En application de cette résolution s’ouvre à Genève, en février 1949, un « Bureau d’études » pour un Centre Européen de la Culture, dirigé par Denis de Rougemont assisté de Raymond Silva et de Jean-Paul de Dadelsen. Ce Bureau organise, pour le lancer, la première Conférence européenne de la Culture qui a lieu à Lausanne du 8 au 12 décembre 1949, sous la présidence de l’essayiste et ancien diplomate espagnol Salvador de Madariaga (1886-1978), et qui réunit 220 participants de 22 pays. La mission du futur Centre est précisée à cette occasion. Sa création est décidée.

Après rédaction des Statuts et constitution des organes directeurs, le Centre Européen de la Culture est officiellement inauguré le 7 octobre 1950 à  Genève. Son Président est Salvador de Madariaga, son Directeur Denis de Rougemont.

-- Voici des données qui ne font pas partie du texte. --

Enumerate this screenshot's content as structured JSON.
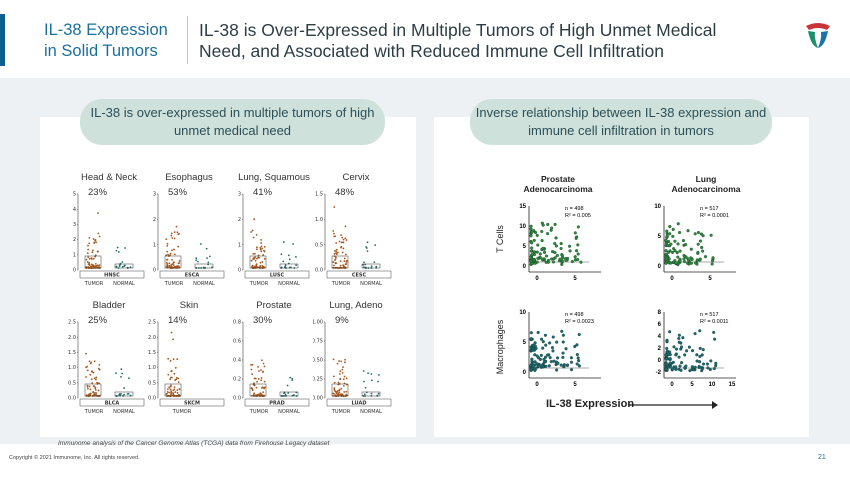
{
  "header": {
    "section_title": "IL-38 Expression in Solid Tumors",
    "main_title": "IL-38 is Over-Expressed in Multiple Tumors of High Unmet Medical Need, and Associated with Reduced Immune Cell Infiltration"
  },
  "left_panel": {
    "pill_text": "IL-38 is over-expressed in multiple tumors of high unmet medical need",
    "charts": [
      {
        "title": "Head & Neck",
        "pct": "23%",
        "code": "HNSC",
        "groups": [
          "TUMOR",
          "NORMAL"
        ],
        "ticks": [
          "5",
          "4",
          "3",
          "2",
          "1",
          "0"
        ],
        "ymax": 5
      },
      {
        "title": "Esophagus",
        "pct": "53%",
        "code": "ESCA",
        "groups": [
          "TUMOR",
          "NORMAL"
        ],
        "ticks": [
          "3",
          "2",
          "1",
          "0"
        ],
        "ymax": 3
      },
      {
        "title": "Lung, Squamous",
        "pct": "41%",
        "code": "LUSC",
        "groups": [
          "TUMOR",
          "NORMAL"
        ],
        "ticks": [
          "3",
          "2",
          "1",
          "0"
        ],
        "ymax": 3
      },
      {
        "title": "Cervix",
        "pct": "48%",
        "code": "CESC",
        "groups": [
          "TUMOR",
          "NORMAL"
        ],
        "ticks": [
          "1.5",
          "1.0",
          "0.5",
          "0.0"
        ],
        "ymax": 1.5
      },
      {
        "title": "Bladder",
        "pct": "25%",
        "code": "BLCA",
        "groups": [
          "TUMOR",
          "NORMAL"
        ],
        "ticks": [
          "2.5",
          "2.0",
          "1.5",
          "1.0",
          "0.5",
          "0.0"
        ],
        "ymax": 2.5
      },
      {
        "title": "Skin",
        "pct": "14%",
        "code": "SKCM",
        "groups": [
          "TUMOR"
        ],
        "ticks": [
          "2.5",
          "2.0",
          "1.5",
          "1.0",
          "0.5",
          "0.0"
        ],
        "ymax": 2.5
      },
      {
        "title": "Prostate",
        "pct": "30%",
        "code": "PRAD",
        "groups": [
          "TUMOR",
          "NORMAL"
        ],
        "ticks": [
          "0.8",
          "0.6",
          "0.4",
          "0.2",
          "0.0"
        ],
        "ymax": 0.8
      },
      {
        "title": "Lung, Adeno",
        "pct": "9%",
        "code": "LUAD",
        "groups": [
          "TUMOR",
          "NORMAL"
        ],
        "ticks": [
          "1.00",
          "0.75",
          "0.50",
          "0.25",
          "0.00"
        ],
        "ymax": 1.0
      }
    ]
  },
  "right_panel": {
    "pill_text": "Inverse relationship between IL-38 expression and immune cell infiltration in tumors",
    "col_titles": [
      "Prostate Adenocarcinoma",
      "Lung Adenocarcinoma"
    ],
    "row_labels": [
      "T Cells",
      "Macrophages"
    ],
    "x_axis_label": "IL-38 Expression",
    "plots": [
      {
        "n": "n = 498",
        "r2": "R² = 0.005",
        "yticks": [
          "15",
          "10",
          "5",
          "0"
        ],
        "xticks": [
          "0",
          "5"
        ],
        "color": "#2f8a3a"
      },
      {
        "n": "n = 517",
        "r2": "R² = 0.0001",
        "yticks": [
          "10",
          "5",
          "0"
        ],
        "xticks": [
          "0",
          "5"
        ],
        "color": "#2f8a3a"
      },
      {
        "n": "n = 498",
        "r2": "R² = 0.0023",
        "yticks": [
          "10",
          "5",
          "0"
        ],
        "xticks": [
          "0",
          "5"
        ],
        "color": "#1d6a73"
      },
      {
        "n": "n = 517",
        "r2": "R² = 0.0011",
        "yticks": [
          "8",
          "6",
          "4",
          "2",
          "0",
          "-2"
        ],
        "xticks": [
          "0",
          "5",
          "10",
          "15"
        ],
        "color": "#1d6a73"
      }
    ]
  },
  "footer": {
    "caption": "Immunome analysis of the Cancer Genome Atlas (TCGA) data from Firehouse Legacy dataset",
    "copyright": "Copyright © 2021 Immunome, Inc. All rights reserved.",
    "page_number": "21"
  },
  "colors": {
    "accent": "#0c5e8c",
    "tumor": "#a6561a",
    "normal": "#1f6f6a",
    "pill": "#cfe1db"
  },
  "icons": {
    "logo": "immunome-logo-icon"
  }
}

Notre programme n’est pas systématique, et il n’est pas non plus rigide. Il reste ouvert à l’événement. J’oserais dire qu’à certains égards, il est moins décisif en soi que l’existence même de ce Centre, par où j’entends que le principal, c’est qu’il y ait en Europe un lieu consacré à l’esprit, où des hommes travaillant en équipe vouent leurs efforts à l’union de l’Europe, c’est-à-dire au service d’une cause qui se confond aujourd’hui avec celle des hommes libres.

Car en fin de compte, pourquoi faut-il sauver l’Europe ? Non point pour l’opposer aux grandes nations nouvelles, non point pour élargir l’esprit nationaliste aux dimensions du continent, non par orgueil ou par satisfaction de nous-mêmes, et encore moins avec le fol espoir d’apaiser à jamais tous nos conflits, mais au contraire : pour maintenir les risques de la liberté, qui ont fait la vraie grandeur de l’homme européen, et pour sauver, en face de la terre des masses, et de la terre des machines, et des terres immenses de la fatalité, une Europe qui demeure la terre des hommes.

« Extrait du discours prononcé par Denis de Rougemont à l’inauguration du Centre », Bulletin du Centre européen de la culture, Genève, n° 1, mai 1951, p. 13.

Le Centre européen de la culture a été fondé par Denis de Rougemont à Genève le 7 octobre 1950 en application de la Résolution culturelle du Congrès de La Haye de 1948.